Regularization
We add “regularization” in the loss function, to make the system work better on test data and worse on training data.
- in other words, to avoid overfitting the data
- $\lambda$ is also a hyperparameter, to adjust the ratio of regularization.
- Bigger $\lambda$ means more contributions that regularizer has to the loss function, more constrictions to the parameters $W$, more generic boundaries and less overfitting the data.
- We should adjust the hyperparameter $\lambda$ to strike the compromise between the loss and the weights.
$$L(W) = \underbrace{\frac{1}{N}\sum_{i = 1}^N L(f(x_i,W),y_i)}_{\text{data loss}} + \underbrace{\lambda R(W)}_{\text{regularization}}$$
Examples of regularization:
- L2: $\displaystyle R(W) = \sum_k\sum_l W_{kl}^2$ allows for very small values but nonzero in some dims, and “spread out” weights among dims.
- L1: $\displaystyle R(W) = \sum_k\sum_l |W_{kl}|$ prefer pushing values into complete zero in some dims, and “sparse” weights among dims.
Ideas of regularization:
- express preference over weights
- make the model simpler on training data
- improve the optimization process
Optimization
analogy: trying to find the lowest area in the landscape, but blind-folded.
Strategy #1: Random Select Points and calc the min.
Strategy #2: Follow and move down the slope.
- the gradient is the negative vector of partial derivatives along each dim
- numeric gradient is slow and will produce resolute errors.
- analytic gradient is just a func of $W$ and is exact, fast and error-prone in implementation, where we should double-check the calc process (gradient check).
- stop sign: perform predetermined iterations, or stop when the loss is no longer significant (less than the tolerance).
Stochastic Gradient Descent (SGD)
gradient of the loss function: $$\nabla_WL(W) = \frac{1}{N} \sum_{i = 1}^N \nabla_W L_i(x_i, y_i, W) + \lambda \nabla_W R(W)$$ if we calc the exact gradient, we have to sum up all $N$ terms, which is really time-consuming.
Idea of SGD: samples the random minibatch of dataset and do the sum each time we do the gradient descent.
- epoch: an amount of iterations to make sure all the samples in the data have been selected once.
Problems of GD/SGD:
- overshoot: learning rate is too large.
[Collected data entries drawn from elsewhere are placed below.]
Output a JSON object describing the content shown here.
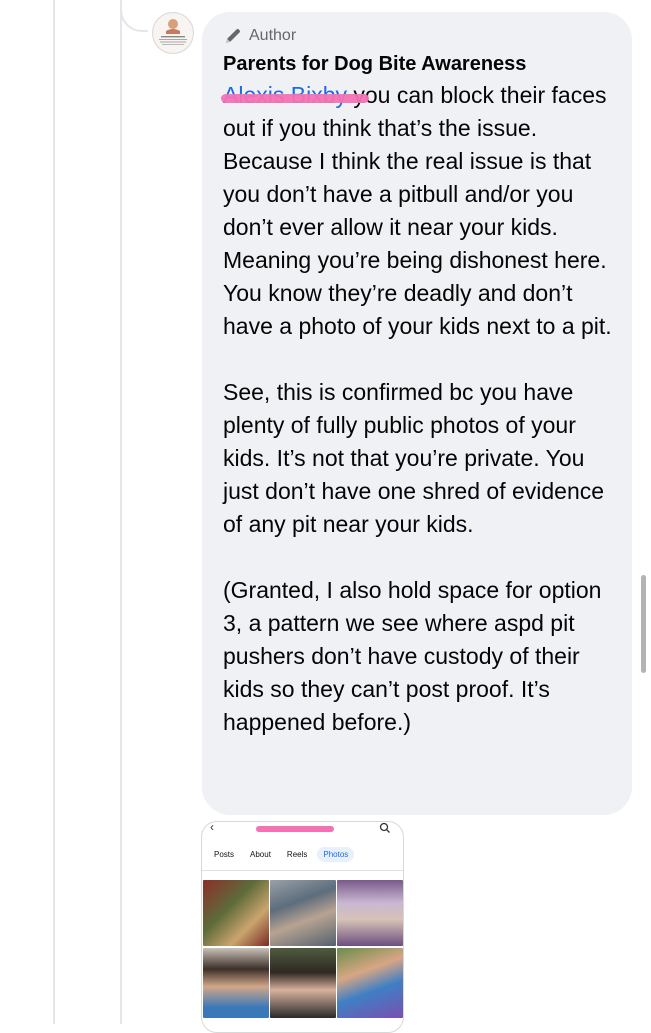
{
  "comment": {
    "badge": "Author",
    "author": "Parents for Dog Bite Awareness",
    "mention": "Alexis Bixby",
    "paragraphs": [
      " you can block their faces out if you think that’s the issue. Because I think the real issue is that you don’t have a pitbull and/or you don’t ever allow it near your kids. Meaning you’re being dishonest here. You know they’re deadly and don’t have a photo of your kids next to a pit.",
      "See, this is confirmed bc you have plenty of fully public photos of your kids. It’s not that you’re private. You just don’t have one shred of evidence of any pit near your kids.",
      "(Granted, I also hold space for option 3, a pattern we see where aspd pit pushers don’t have custody of their kids so they can’t post proof. It’s happened before.)"
    ]
  },
  "attachment": {
    "back_icon": "chevron-left-icon",
    "search_icon": "search-icon",
    "tabs": [
      "Posts",
      "About",
      "Reels",
      "Photos"
    ],
    "active_tab": "Photos"
  },
  "colors": {
    "bubble": "#f0f1f4",
    "link": "#1d6ae5",
    "redaction": "#f472b4",
    "meta": "#65676b"
  }
}
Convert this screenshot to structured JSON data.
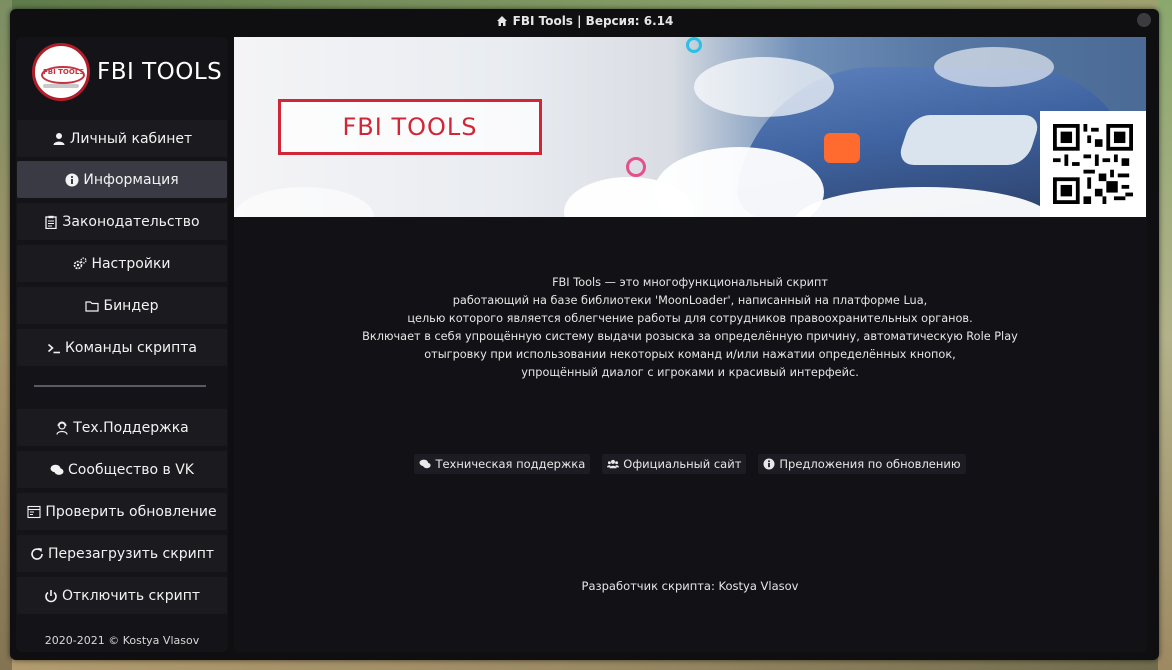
{
  "window": {
    "title": "FBI Tools | Версия: 6.14"
  },
  "sidebar": {
    "logo_text": "FBI TOOLS",
    "logo_badge": "FBI TOOLS",
    "items": [
      {
        "label": "Личный кабинет",
        "icon": "user-icon"
      },
      {
        "label": "Информация",
        "icon": "info-icon",
        "active": true
      },
      {
        "label": "Законодательство",
        "icon": "clipboard-icon"
      },
      {
        "label": "Настройки",
        "icon": "gears-icon"
      },
      {
        "label": "Биндер",
        "icon": "folder-icon"
      },
      {
        "label": "Команды скрипта",
        "icon": "terminal-icon"
      },
      {
        "label": "Тех.Поддержка",
        "icon": "support-agent-icon"
      },
      {
        "label": "Сообщество в VK",
        "icon": "chat-icon"
      },
      {
        "label": "Проверить обновление",
        "icon": "window-icon"
      },
      {
        "label": "Перезагрузить скрипт",
        "icon": "reload-icon"
      },
      {
        "label": "Отключить скрипт",
        "icon": "power-icon"
      }
    ],
    "copyright": "2020-2021 © Kostya Vlasov"
  },
  "main": {
    "banner_logo": "FBI TOOLS",
    "description": [
      "FBI Tools — это многофункциональный скрипт",
      "работающий на базе библиотеки 'MoonLoader', написанный на платформе Lua,",
      "целью которого является облегчение работы для сотрудников правоохранительных органов.",
      "Включает в себя упрощённую систему выдачи розыска за определённую причину, автоматическую Role Play",
      "отыгровку при использовании некоторых команд и/или нажатии определённых кнопок,",
      "упрощённый диалог с игроками и красивый интерфейс."
    ],
    "links": [
      {
        "label": "Техническая поддержка",
        "icon": "comments-icon"
      },
      {
        "label": "Официальный сайт",
        "icon": "users-icon"
      },
      {
        "label": "Предложения по обновлению",
        "icon": "info-icon"
      }
    ],
    "developer": "Разработчик скрипта: Kostya Vlasov"
  },
  "colors": {
    "window_bg": "#0f0f12",
    "sidebar_bg": "#141418",
    "menu_item_bg": "#1a1a1f",
    "menu_active_bg": "#3a3a44",
    "brand_red": "#d12638"
  }
}
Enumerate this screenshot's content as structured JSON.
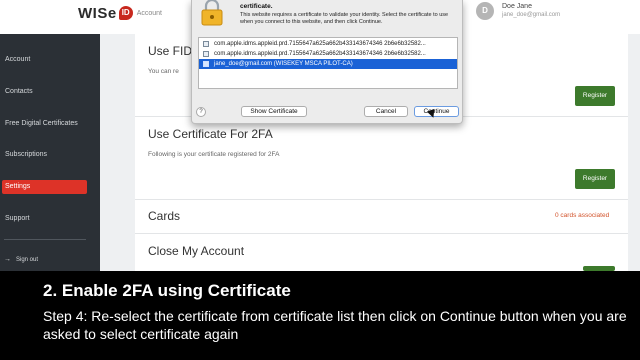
{
  "header": {
    "logo_text": "WISe",
    "logo_mark": "ID",
    "logo_subtitle": "Account",
    "user_initials": "D",
    "user_name": "Doe Jane",
    "user_email": "jane_doe@gmail.com"
  },
  "sidebar": {
    "items": [
      {
        "label": "Account",
        "active": false
      },
      {
        "label": "Contacts",
        "active": false
      },
      {
        "label": "Free Digital Certificates",
        "active": false
      },
      {
        "label": "Subscriptions",
        "active": false
      },
      {
        "label": "Settings",
        "active": true
      },
      {
        "label": "Support",
        "active": false
      }
    ],
    "signout_label": "Sign out"
  },
  "main": {
    "section1": {
      "title": "Use FID",
      "subtitle": "You can re",
      "button": "Register"
    },
    "section2": {
      "title": "Use Certificate For 2FA",
      "subtitle": "Following is your certificate registered for 2FA",
      "button": "Register"
    },
    "section3": {
      "title": "Cards",
      "link": "0 cards associated"
    },
    "section4": {
      "title": "Close My Account"
    }
  },
  "dialog": {
    "title": "certificate.",
    "message": "This website requires a certificate to validate your identity. Select the certificate to use when you connect to this website, and then click Continue.",
    "certificates": [
      {
        "label": "com.apple.idms.appleid.prd.7155647a625a662b433143674346 2b6e6b32582...",
        "selected": false
      },
      {
        "label": "com.apple.idms.appleid.prd.7155647a625a662b433143674346 2b6e6b32582...",
        "selected": false
      },
      {
        "label": "jane_doe@gmail.com  (WISEKEY MSCA PILOT-CA)",
        "selected": true
      }
    ],
    "help_label": "?",
    "show_certificate": "Show Certificate",
    "cancel": "Cancel",
    "continue": "Continue"
  },
  "caption": {
    "title": "2. Enable 2FA using Certificate",
    "text": "Step 4: Re-select the certificate from certificate list then click on Continue button when you are asked to select certificate again"
  }
}
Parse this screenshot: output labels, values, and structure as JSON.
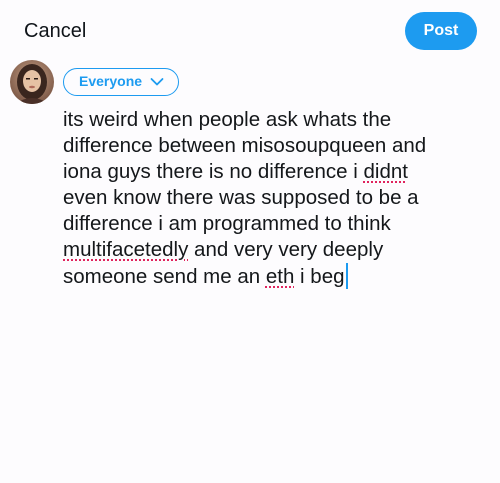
{
  "header": {
    "cancel_label": "Cancel",
    "post_label": "Post"
  },
  "audience": {
    "label": "Everyone"
  },
  "compose": {
    "lines": [
      [
        "its weird when people ask whats the"
      ],
      [
        "difference between misosoupqueen and"
      ],
      [
        "iona guys there is no difference i ",
        "didnt"
      ],
      [
        "even know there was supposed to be a"
      ],
      [
        "difference i am programmed to think"
      ],
      [
        "multifacetedly",
        " and very very deeply"
      ],
      [
        "someone send me an ",
        "eth",
        " i beg"
      ]
    ]
  },
  "colors": {
    "accent": "#1d9bf0",
    "text": "#14171a",
    "spellcheck": "#e0245e"
  }
}
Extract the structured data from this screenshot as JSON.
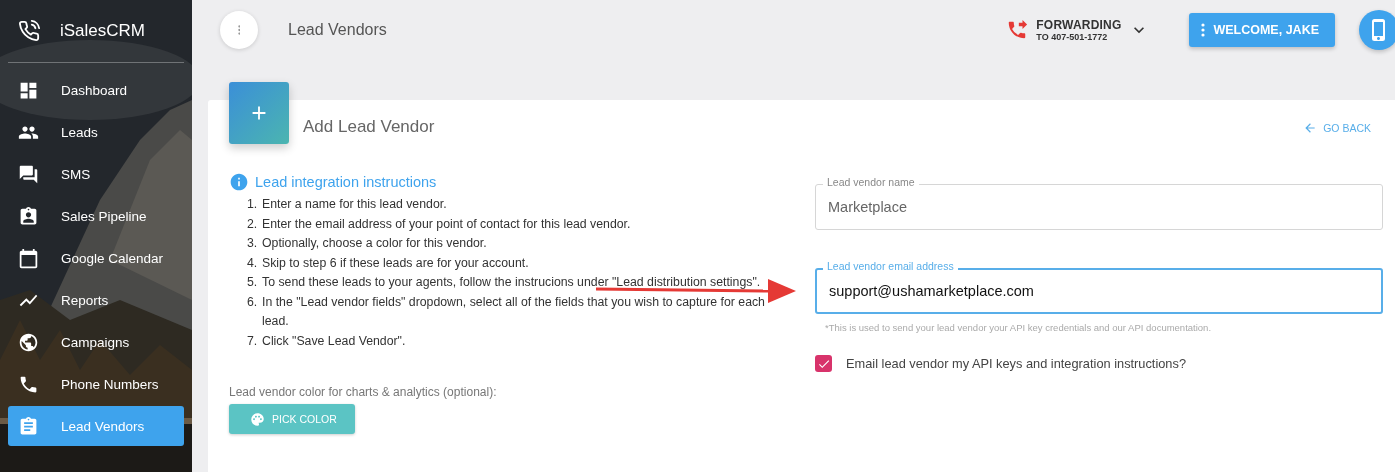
{
  "sidebar": {
    "brand": "iSalesCRM",
    "items": [
      {
        "label": "Dashboard",
        "selected": false
      },
      {
        "label": "Leads",
        "selected": false
      },
      {
        "label": "SMS",
        "selected": false
      },
      {
        "label": "Sales Pipeline",
        "selected": false
      },
      {
        "label": "Google Calendar",
        "selected": false
      },
      {
        "label": "Reports",
        "selected": false
      },
      {
        "label": "Campaigns",
        "selected": false
      },
      {
        "label": "Phone Numbers",
        "selected": false
      },
      {
        "label": "Lead Vendors",
        "selected": true
      }
    ]
  },
  "topbar": {
    "title": "Lead Vendors",
    "forwarding": {
      "label": "FORWARDING",
      "number": "TO 407-501-1772"
    },
    "user_button": "WELCOME, JAKE"
  },
  "card": {
    "title": "Add Lead Vendor",
    "back_link": "GO BACK",
    "instructions": {
      "title": "Lead integration instructions",
      "steps": [
        {
          "number": "1.",
          "text": "Enter a name for this lead vendor."
        },
        {
          "number": "2.",
          "text": "Enter the email address of your point of contact for this lead vendor."
        },
        {
          "number": "3.",
          "text": "Optionally, choose a color for this vendor."
        },
        {
          "number": "4.",
          "text": "Skip to step 6 if these leads are for your account."
        },
        {
          "number": "5.",
          "text": "To send these leads to your agents, follow the instrucions under \"Lead distribution settings\"."
        },
        {
          "number": "6.",
          "text": "In the \"Lead vendor fields\" dropdown, select all of the fields that you wish to capture for each lead."
        },
        {
          "number": "7.",
          "text": "Click \"Save Lead Vendor\"."
        }
      ]
    },
    "color_label": "Lead vendor color for charts & analytics (optional):",
    "color_button": "PICK COLOR",
    "fields": [
      {
        "label": "Lead vendor name",
        "value": "Marketplace",
        "focused": false
      },
      {
        "label": "Lead vendor email address",
        "value": "support@ushamarketplace.com",
        "focused": true,
        "helper": "*This is used to send your lead vendor your API key credentials and our API documentation."
      }
    ],
    "email_checkbox": {
      "label": "Email lead vendor my API keys and integration instructions?",
      "checked": true
    }
  }
}
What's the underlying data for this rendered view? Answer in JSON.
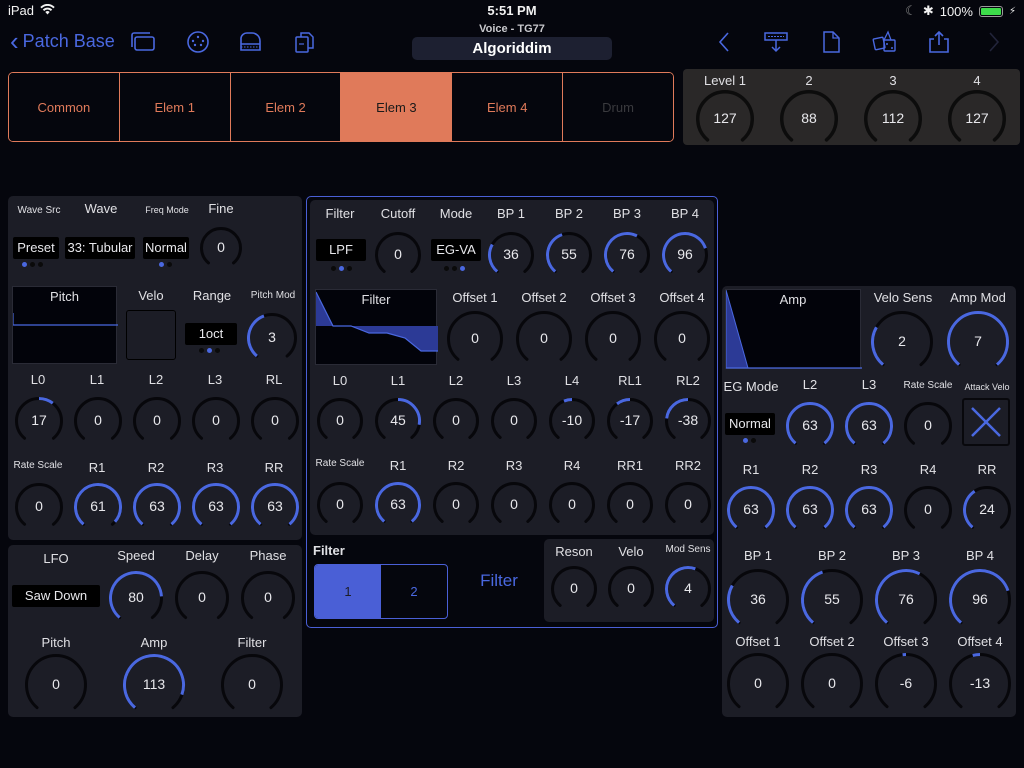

Move too boldly that ends up away from the objective or jittering too wildly.
- errors: loss function has high condition number.
- local minimum: the loss function has a local minima or saddle point, where the gradient is $0$ and gets stuck. Specially, saddle point is more common in high-dim space.
- noisy: mini-batching could bring some noisy directions. (but could benefit while trying to get out from the local minimum or saddle point)
SGD + Momentum: Merge the past velocity and current gradient. This trick can solve the previous problems to some extent.
- still keep moving at local minima or saddle point
- mix the previous directions into a overall orientation, which keep roughly moving towards objective consistently.
- might help with not converging (become harder to change direction), but finding a better minimum point. (empirically)

RMSProp
year proposed: 2012
Instead of saving the previous velocity, RMSProp add element-wise scaling of the gradient based on previous sum of sqr in each dim.
- step farther in dimensions which the gradient is small and closer in dimensions which the gradient is large.
- Movement is more stable because we mix the previous velocity together.
$$s_t = \rho s_{t - 1} + (1 - \rho) g_t^2$$ $$x_t = x_{t - 1} - \eta \frac{g_t}{\sqrt{s_t} + \epsilon}$$

Adam
year proposed: 2015
Adam / AdamW optimizer is the most popular optimizer in DL.
Adam mixed the idea of momentum and RMSProp.
- mix the previous velocity and current gradient.
- add element-wise scaling in each dimension based on previous sum of square gradient.

The hyperparameters beta1, beta2 are set very close to $1$ eg $0.9, 0.99$. For the first time move, the denominator is very close to $0$, which create the very large initial step. Therefore actually, we add bias correction to the two momentums.

Recommended hyperparameter setting: beta1 = 0.9, beta2 = 0.999, learning_rate = 1e-3 or 5e-4.
AdamW
If the loss function includes L2 optimization, it might interfere with the Adam optimizer because we calculate the momentums on “regulated” gradient.
So we put the L2 optimization independently in the last step.
$$L’(\theta) = L(\theta_t) + \frac{\lambda}{2} \lVert \theta_t \rVert^2$$ $$g_t = \nabla_{\theta} L(\theta_t)$$ $$\theta_{t+1} = \theta_t - \alpha \left(\frac{m_t}{\sqrt{s_t} + \epsilon} + \underbrace{\lambda \theta_t}_{\text{weigh decay}}\right)$$
Learning Rate
Ideal learning rate will have a decreasing loss gradient curve.
learning rate is recommend to decay overtime.
- multiply LR by $0.1$ after epochs 30, 60, 90, etc.
- cosine LR decay: $\displaystyle \alpha_t = \frac{1}{2} \alpha_0\left(1 + \cos \frac{t\pi}{T}\right)$
- Linear LR decay: $\displaystyle \alpha_t = \alpha_0\left(1 - \frac{t}{T}\right)$
- Inverse sqrt LR decay: $\displaystyle \alpha_t = \frac{\alpha_0}{\sqrt t}$
High initial learning rate can make loss explode. We can set linearly increasing learning rate in the very beginning iterations of the training.
- Empirical rule of thumb: If you increase the batch size by $N$, also scale the initial learning rate by $N$.
Second Order Optimization
In second-order optimization, we use gradient and hessian to form quadratic approximation. And step to the minima of the approximation.

We have to calculate the hessian matrix, which mixes all the derivative parameter in pairs and brings $O(N^2)$ complexity of calculation. And calculating inverse matrix takes $O(N^3)$ time. So we don’t use 2-order optimization in large scale data generally.
Glossary
- hone in on the idea
- deformable
- intensity
- formalize v. 使形式化
- exponentiate
- rigorous
- vanilla
- level set
- traverse
- oscillate
- jitter
- empirically
- saddle
- prerequisite
- in the interest of
- rule of thumb